On the unique structural organization of the Saccharomyces cerevisiae pyruvate dehydrogenase complex

Dihydrolipoamide acyltransferase (E₂), a catalytic and structural component of the three functional classes of multienzyme complexes that catalyze the oxidative decarboxylation of α-keto acids, forms the central core to which the other components attach. We have determined the structures of the truncated 60-mer core dihydrolipoamide acetyltransferase (tE₂) of the Saccharomyces cerevisiae pyruvate dehydrogenase complex and complexes of the tE₂ core associated with a truncated binding protein (tBP), intact binding protein (BP), and the BP associated with its dihydrolipoamide dehydrogenase (BP·E₃).

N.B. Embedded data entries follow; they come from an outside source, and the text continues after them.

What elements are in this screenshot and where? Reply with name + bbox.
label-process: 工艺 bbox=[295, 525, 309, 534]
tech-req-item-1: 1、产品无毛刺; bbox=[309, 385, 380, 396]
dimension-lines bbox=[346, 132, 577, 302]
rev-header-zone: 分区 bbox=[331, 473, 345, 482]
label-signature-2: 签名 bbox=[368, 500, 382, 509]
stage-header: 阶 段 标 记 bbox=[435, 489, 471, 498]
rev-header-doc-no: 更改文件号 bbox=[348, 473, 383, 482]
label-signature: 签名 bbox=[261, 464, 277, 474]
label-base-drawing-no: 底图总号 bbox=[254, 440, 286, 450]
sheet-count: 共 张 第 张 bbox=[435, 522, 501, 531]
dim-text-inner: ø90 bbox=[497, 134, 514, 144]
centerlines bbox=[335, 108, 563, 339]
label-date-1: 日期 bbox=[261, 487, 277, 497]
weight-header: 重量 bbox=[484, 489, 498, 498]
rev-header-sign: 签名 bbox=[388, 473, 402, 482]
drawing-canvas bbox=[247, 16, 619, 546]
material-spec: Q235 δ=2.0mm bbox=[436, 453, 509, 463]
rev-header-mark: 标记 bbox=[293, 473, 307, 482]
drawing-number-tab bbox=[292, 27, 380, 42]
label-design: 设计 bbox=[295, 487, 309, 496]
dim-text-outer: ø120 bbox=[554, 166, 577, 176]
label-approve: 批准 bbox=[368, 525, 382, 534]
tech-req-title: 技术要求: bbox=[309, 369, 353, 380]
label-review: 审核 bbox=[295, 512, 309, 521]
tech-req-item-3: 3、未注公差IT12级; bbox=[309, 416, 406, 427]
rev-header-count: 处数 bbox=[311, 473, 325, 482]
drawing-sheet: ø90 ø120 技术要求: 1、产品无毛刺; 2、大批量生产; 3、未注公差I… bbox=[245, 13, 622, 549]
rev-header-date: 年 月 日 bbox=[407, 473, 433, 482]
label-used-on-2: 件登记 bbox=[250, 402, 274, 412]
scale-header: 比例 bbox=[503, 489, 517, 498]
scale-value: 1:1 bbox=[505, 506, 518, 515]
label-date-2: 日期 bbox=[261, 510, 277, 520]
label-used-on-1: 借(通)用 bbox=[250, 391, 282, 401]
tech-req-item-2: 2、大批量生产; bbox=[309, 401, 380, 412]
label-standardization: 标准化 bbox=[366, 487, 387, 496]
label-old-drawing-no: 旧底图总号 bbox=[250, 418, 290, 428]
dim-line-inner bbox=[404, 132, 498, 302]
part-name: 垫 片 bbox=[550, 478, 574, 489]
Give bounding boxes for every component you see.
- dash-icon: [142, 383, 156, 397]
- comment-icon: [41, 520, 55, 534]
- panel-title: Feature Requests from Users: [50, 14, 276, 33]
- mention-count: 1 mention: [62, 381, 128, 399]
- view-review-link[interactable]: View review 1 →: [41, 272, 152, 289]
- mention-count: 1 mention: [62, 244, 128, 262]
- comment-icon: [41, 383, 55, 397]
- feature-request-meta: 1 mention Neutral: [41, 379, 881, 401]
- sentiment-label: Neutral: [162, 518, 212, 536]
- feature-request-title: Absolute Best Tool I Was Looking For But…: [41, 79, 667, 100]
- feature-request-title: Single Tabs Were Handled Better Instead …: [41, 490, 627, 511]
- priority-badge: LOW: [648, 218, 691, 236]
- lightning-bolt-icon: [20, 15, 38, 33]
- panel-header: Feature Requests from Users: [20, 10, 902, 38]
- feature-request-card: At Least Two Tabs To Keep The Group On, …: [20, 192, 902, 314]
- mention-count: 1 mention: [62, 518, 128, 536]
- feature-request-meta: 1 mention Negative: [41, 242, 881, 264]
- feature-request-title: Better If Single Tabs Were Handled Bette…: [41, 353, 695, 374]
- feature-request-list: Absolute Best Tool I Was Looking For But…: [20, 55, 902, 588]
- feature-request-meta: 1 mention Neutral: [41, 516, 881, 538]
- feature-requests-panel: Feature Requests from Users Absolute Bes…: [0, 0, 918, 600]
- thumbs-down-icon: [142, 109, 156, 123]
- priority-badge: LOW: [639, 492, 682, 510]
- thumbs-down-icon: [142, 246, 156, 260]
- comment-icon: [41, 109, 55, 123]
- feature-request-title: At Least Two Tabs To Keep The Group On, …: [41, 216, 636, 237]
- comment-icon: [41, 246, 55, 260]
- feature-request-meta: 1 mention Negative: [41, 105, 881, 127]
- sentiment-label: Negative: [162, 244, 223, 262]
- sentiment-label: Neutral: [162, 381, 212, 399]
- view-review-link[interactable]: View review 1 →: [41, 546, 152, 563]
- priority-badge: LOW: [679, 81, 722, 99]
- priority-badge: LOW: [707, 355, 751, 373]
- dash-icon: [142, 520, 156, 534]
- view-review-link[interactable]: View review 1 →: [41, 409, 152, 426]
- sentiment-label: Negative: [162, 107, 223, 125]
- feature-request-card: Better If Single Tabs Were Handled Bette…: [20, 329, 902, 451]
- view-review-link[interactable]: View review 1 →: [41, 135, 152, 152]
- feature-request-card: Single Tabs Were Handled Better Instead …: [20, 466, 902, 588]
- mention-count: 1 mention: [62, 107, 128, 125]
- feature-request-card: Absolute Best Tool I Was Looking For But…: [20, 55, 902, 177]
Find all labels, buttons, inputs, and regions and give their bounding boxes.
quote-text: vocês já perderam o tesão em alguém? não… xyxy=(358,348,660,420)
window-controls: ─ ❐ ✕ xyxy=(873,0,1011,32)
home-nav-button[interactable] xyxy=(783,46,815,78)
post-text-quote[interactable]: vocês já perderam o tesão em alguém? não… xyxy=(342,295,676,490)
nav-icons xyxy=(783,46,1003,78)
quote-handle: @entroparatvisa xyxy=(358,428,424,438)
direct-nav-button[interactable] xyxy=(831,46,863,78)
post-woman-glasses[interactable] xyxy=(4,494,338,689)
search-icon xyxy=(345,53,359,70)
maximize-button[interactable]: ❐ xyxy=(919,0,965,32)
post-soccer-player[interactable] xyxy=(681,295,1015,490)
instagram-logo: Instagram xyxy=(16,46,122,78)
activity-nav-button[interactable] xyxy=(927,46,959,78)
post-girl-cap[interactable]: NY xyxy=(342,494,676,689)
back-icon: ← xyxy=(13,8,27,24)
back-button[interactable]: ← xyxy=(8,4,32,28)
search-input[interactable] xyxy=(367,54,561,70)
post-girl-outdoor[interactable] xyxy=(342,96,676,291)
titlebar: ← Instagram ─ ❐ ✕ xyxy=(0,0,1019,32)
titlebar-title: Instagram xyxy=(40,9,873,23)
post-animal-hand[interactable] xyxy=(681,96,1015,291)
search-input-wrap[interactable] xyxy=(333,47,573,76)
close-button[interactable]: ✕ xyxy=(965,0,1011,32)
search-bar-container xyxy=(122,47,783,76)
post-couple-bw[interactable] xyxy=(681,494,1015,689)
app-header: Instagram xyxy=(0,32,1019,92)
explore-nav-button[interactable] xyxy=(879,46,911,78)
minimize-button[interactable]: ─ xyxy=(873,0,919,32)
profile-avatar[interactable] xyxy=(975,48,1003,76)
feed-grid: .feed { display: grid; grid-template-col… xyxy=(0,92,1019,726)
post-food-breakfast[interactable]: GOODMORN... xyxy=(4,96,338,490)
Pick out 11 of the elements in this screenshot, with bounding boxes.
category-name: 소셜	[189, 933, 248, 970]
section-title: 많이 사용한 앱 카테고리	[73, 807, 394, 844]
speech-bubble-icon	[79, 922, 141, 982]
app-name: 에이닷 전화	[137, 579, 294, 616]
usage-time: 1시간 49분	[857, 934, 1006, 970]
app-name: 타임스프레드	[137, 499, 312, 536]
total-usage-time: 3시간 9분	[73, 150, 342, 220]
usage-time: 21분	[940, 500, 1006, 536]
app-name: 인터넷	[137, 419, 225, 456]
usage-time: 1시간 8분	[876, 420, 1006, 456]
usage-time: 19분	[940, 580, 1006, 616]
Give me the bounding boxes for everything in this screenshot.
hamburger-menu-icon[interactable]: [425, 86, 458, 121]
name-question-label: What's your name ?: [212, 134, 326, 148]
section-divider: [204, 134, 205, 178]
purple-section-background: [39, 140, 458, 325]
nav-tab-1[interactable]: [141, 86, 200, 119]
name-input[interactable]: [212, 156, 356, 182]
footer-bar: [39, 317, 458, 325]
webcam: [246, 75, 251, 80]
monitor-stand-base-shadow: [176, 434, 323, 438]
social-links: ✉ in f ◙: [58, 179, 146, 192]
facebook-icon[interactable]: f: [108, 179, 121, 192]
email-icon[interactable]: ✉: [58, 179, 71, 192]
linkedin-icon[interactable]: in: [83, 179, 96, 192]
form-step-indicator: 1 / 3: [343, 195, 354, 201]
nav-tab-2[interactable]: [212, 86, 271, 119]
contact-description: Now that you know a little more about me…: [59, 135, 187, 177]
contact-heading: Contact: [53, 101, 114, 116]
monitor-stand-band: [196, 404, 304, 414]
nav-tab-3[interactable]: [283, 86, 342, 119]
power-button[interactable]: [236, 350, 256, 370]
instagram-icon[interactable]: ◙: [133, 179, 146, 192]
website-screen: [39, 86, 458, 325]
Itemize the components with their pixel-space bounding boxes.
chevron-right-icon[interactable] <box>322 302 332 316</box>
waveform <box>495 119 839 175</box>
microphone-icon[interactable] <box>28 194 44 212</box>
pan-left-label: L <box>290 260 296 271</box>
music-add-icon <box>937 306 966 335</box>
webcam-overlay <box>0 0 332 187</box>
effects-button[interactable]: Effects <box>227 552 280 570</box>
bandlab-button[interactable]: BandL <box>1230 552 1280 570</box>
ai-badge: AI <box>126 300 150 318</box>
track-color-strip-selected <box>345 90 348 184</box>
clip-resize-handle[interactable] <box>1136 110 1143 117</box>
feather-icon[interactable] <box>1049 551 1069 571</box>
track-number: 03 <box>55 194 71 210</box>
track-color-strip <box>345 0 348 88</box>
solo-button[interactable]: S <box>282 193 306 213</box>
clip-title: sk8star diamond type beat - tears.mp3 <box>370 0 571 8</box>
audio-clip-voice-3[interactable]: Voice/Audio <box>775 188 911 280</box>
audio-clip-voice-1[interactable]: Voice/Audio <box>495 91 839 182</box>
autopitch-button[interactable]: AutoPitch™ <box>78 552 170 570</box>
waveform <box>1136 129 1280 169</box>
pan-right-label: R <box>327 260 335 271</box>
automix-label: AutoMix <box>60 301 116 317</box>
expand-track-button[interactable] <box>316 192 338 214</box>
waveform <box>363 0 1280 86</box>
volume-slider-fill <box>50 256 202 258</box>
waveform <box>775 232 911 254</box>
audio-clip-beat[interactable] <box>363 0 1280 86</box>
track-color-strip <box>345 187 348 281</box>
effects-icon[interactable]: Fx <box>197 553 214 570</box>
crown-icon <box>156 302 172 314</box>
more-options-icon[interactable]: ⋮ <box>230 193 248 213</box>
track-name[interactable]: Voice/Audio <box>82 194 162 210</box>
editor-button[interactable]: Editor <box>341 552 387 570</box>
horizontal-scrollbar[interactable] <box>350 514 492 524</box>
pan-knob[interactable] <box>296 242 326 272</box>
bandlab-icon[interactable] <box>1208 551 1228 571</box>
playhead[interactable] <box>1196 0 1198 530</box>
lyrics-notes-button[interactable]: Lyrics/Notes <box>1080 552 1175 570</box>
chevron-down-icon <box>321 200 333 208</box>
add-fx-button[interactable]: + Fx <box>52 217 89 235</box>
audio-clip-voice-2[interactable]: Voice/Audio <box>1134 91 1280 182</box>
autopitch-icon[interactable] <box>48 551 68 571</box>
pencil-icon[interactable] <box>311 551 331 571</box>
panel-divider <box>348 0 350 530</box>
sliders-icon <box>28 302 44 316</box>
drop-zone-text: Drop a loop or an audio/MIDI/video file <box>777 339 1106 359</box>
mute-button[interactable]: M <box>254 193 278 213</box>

The tE₂ core is a pentagonal dodecahedron consisting of 20 cone- shaped trimers interconnected by 30 bridges. Previous studies have given rise to the generally accepted belief that the other components are bound on the outside of the E₂ scaffold. However, this investigation shows that the 12 large openings in the tE₂ core permit the entrance of tBP, BP, and BP·E₃ into a large central cavity where the BP component apparently binds near the tip of the tE₂ trimer. The bone-shaped E₃ molecule is anchored inside the central cavity through its interaction with BP. One end of E₃ has its catalytic site within the surface of the scaffold for interaction with other external catalytic domains. Though tE₂ has 60 potential binding sites, it binds only about 30 copies of tBP, 15 of BP, and 12 of BP·E₃. Thus, E₂ is unusual in that the stoichiometry and arrangement of the tBP, BP, and E₃-BP components are determined by the geometric constraints of the underlying scaffold.